Searching for specific patterns in protein and DNA sequences is a common analysis performed by molecular biologists. Detection of restriction enzyme cleavage sites in DNA sequences was an early use of this pattern matching process. Later, as the protein databases grew, the PROSITE motif database was developed [1]. These protein motifs are written as regular expressions that capture the variability within a consensus sequence from a short, highly conserved region in a multiple alignment. As the volume and diversity of genomic information grows, it is necessary to modify PROSITE patterns to allow them to match more diverse homologs. Searching through genomic sequences for conserved nucleotide patterns such as transcription factor binding sites is another use for this type of analysis. Large-scale sequencing has lead to some automated bioinformatics analyses, but pattern searching is such a common "hands on" interactive procedure that we have developed an easy-to-use tool, Sequence Searcher (SeqS), that supports searching for user-specified patterns in multiple protein and nucleotide sequences. SeqS has been integrated into several of the Viral Bioinformatics Resource Center tools and can therefore read sequences directly out of the VOCs database [2], but it also function as a stand-alone program with the ability to manage sequences much larger than viral genomes.

Algorithms

We implemented a brute-force fuzzy search algorithm and made use of the Jakarta ORO libraries [3] for Perl-like regular expressions. To speed up the searches and reduce memory requirements, an algorithm to reverse both fuzzy patterns and regular expressions was developed. In a search on DNA, SeqS first searches the top strand (the sequence itself), and then the bottom strand. However, rather than creating a duplicate (the bottom strand) of the nucleotide sequence, which is expensive in terms of memory, SeqS reverses and complements the query and searches the top strand again.

Implementation

In the development of SeqS, our goal was to produce an intuitive interface with easily understood output. The stand-alone interface of SeqS is simple and consists of two panels, accessed by the input and results tabs (Figure 1). In the input panel, users can import sequences to the workspace, set the search parameters and initiate the search. SeqS accepts one or many sequences (FASTA format) as input, either imported from a text file or directly pasted into a text box (add manually). Sequence names are shown in the List of target sequences box and the program uses selected sequences, or all sequences if none are selected. Sequence Searcher recognises ambiguity codes for amino acids and nucleotides as described by IUPAC [4], and tries to determine if a sequence contains nucleic acid or amino acids. SeqS supports two search types: regular expression and fuzzy. Although a regular expression may describe variation (AAA [CG], AAA followed by C or G), these searches are always exact and in this example only match patterns specified by the user (AAAC or AAAG). Supported regular expression patterns are characters (such as A and C), character sets (such as [AG]), quantifiers (such as +, ?, *, {n, m}) and back references (such as (NNNN)\1). The pattern AAA [^C] [GT].{1,10}(AT)\1 translates to AAA, anything but C, then G or T, anything 1–10 times, AT repeated twice. A useful feature of regular expressions is the ability to allow variable space between 2 patterns. In contrast, a fuzzy search allows a specified number of mismatches within the pattern; e.g. ATGATAGT with 3 mismatches. However, the fuzzy search also supports a basic syntax similar to regular expressions to allow even more flexible pattern recognition; it is possible to match one of some characters by listing them within square brackets ([AG] matches either A or G) and it is also possible to exclude characters by placing them within braces ({AG} matches neither A nor G). SeqS allows the number of mismatches to be 0–40% of the pattern length; this prevents the search from taking too long and returning too many imprecise matches.

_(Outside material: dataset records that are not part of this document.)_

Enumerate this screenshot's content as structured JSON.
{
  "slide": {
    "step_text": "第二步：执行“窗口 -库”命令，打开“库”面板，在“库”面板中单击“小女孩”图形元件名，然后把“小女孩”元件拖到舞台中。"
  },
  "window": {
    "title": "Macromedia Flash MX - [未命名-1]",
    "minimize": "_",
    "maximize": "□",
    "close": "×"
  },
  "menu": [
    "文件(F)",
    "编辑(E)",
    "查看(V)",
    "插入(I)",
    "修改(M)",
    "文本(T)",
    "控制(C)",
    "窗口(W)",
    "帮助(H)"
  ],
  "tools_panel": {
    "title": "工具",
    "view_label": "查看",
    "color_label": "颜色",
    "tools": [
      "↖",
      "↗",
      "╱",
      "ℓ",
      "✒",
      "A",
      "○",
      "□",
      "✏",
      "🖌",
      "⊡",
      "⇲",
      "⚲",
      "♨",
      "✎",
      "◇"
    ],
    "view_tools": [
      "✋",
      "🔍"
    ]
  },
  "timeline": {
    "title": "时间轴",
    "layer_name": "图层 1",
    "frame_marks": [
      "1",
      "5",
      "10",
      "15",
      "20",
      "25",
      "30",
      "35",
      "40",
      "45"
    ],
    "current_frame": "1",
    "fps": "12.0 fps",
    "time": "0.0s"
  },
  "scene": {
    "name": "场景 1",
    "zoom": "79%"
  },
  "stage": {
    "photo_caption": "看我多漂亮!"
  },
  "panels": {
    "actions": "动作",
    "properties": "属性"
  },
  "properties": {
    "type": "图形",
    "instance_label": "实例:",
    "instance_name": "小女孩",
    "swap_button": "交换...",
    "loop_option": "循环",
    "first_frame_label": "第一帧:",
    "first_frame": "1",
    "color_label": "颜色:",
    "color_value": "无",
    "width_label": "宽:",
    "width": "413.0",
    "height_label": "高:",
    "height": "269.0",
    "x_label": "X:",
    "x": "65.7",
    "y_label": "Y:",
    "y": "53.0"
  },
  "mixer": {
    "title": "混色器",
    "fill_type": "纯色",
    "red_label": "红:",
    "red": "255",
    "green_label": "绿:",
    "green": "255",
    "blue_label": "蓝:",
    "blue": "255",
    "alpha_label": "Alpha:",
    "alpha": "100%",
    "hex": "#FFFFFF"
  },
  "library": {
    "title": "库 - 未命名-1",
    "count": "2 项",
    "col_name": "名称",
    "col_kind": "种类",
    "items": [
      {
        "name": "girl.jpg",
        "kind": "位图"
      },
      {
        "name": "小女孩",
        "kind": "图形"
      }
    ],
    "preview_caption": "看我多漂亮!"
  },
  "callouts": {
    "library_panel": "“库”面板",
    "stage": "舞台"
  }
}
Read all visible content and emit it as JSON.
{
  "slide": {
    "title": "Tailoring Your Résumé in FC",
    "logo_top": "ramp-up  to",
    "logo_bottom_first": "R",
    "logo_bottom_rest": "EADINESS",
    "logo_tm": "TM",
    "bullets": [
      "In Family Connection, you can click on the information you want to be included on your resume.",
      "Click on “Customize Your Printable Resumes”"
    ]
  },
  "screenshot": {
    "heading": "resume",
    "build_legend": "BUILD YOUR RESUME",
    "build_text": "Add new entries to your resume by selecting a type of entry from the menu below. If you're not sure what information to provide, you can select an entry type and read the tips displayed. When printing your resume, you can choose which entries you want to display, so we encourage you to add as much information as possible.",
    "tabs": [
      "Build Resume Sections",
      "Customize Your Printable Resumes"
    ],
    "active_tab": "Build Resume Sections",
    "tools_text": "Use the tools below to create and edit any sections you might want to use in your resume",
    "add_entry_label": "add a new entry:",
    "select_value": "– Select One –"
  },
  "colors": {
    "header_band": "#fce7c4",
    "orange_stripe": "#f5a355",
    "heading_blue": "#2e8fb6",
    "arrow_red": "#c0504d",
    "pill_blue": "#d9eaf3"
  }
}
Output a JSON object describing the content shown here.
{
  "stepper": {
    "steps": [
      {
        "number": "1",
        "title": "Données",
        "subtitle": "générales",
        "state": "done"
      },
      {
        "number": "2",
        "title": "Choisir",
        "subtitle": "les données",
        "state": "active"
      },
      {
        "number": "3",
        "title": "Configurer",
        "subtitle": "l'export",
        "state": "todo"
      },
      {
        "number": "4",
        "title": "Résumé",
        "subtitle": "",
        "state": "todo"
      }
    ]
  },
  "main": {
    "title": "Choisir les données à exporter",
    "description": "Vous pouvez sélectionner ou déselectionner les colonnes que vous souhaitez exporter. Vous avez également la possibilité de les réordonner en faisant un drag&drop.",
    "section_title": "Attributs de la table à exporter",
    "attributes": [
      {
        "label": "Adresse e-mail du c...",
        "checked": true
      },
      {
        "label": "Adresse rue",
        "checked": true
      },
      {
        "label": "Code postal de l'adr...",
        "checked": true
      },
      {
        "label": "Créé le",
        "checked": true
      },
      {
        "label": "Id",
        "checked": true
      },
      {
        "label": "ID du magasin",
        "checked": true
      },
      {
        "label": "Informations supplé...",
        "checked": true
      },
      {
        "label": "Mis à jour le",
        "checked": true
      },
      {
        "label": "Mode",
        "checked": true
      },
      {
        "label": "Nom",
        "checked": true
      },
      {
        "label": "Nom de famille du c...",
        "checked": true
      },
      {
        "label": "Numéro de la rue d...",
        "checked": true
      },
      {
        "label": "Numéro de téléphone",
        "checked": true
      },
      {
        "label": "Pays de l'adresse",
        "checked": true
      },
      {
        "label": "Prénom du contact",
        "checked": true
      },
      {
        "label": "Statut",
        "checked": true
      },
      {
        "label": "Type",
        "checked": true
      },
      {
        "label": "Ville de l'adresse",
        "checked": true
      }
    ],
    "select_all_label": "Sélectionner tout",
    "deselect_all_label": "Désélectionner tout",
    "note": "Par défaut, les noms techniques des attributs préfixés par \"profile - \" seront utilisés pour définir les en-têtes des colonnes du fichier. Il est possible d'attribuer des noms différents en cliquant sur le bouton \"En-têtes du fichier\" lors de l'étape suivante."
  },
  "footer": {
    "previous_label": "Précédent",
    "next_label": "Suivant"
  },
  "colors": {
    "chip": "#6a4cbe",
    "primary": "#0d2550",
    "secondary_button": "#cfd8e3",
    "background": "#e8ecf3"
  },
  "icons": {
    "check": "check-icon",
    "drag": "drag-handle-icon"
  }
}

thumbnailFigure 1. SeqS user interface. Left side: Input panel, 10 poxvirus genomes searched with a fuzzy pattern; right side: Results panel, showing positions of mismatches within matched pattern.

Upon completion of a search, the results panel is presented, showing the data in tabular format (Figure 1). It is possible to sort the table by any data column using the column header (sequence, match, match start, match stop, confidence, strand) as well as filter the results set by sequence and by strand using drop-down menus. The search parameters are also reported. To facilitate interpretation of fuzzy search results, an additional graphical representation of the match is included in the form of a multi-coloured line that is divided into a series of segments numbering equal to the length of the pattern match. A segment is coloured green if a character match is exact, orange if it matches an ambiguity character and red in the case of a mismatch. The user can choose to save the results (all or selected rows) to a tab-delimited text file that is easily imported into a spreadsheet for further analysis.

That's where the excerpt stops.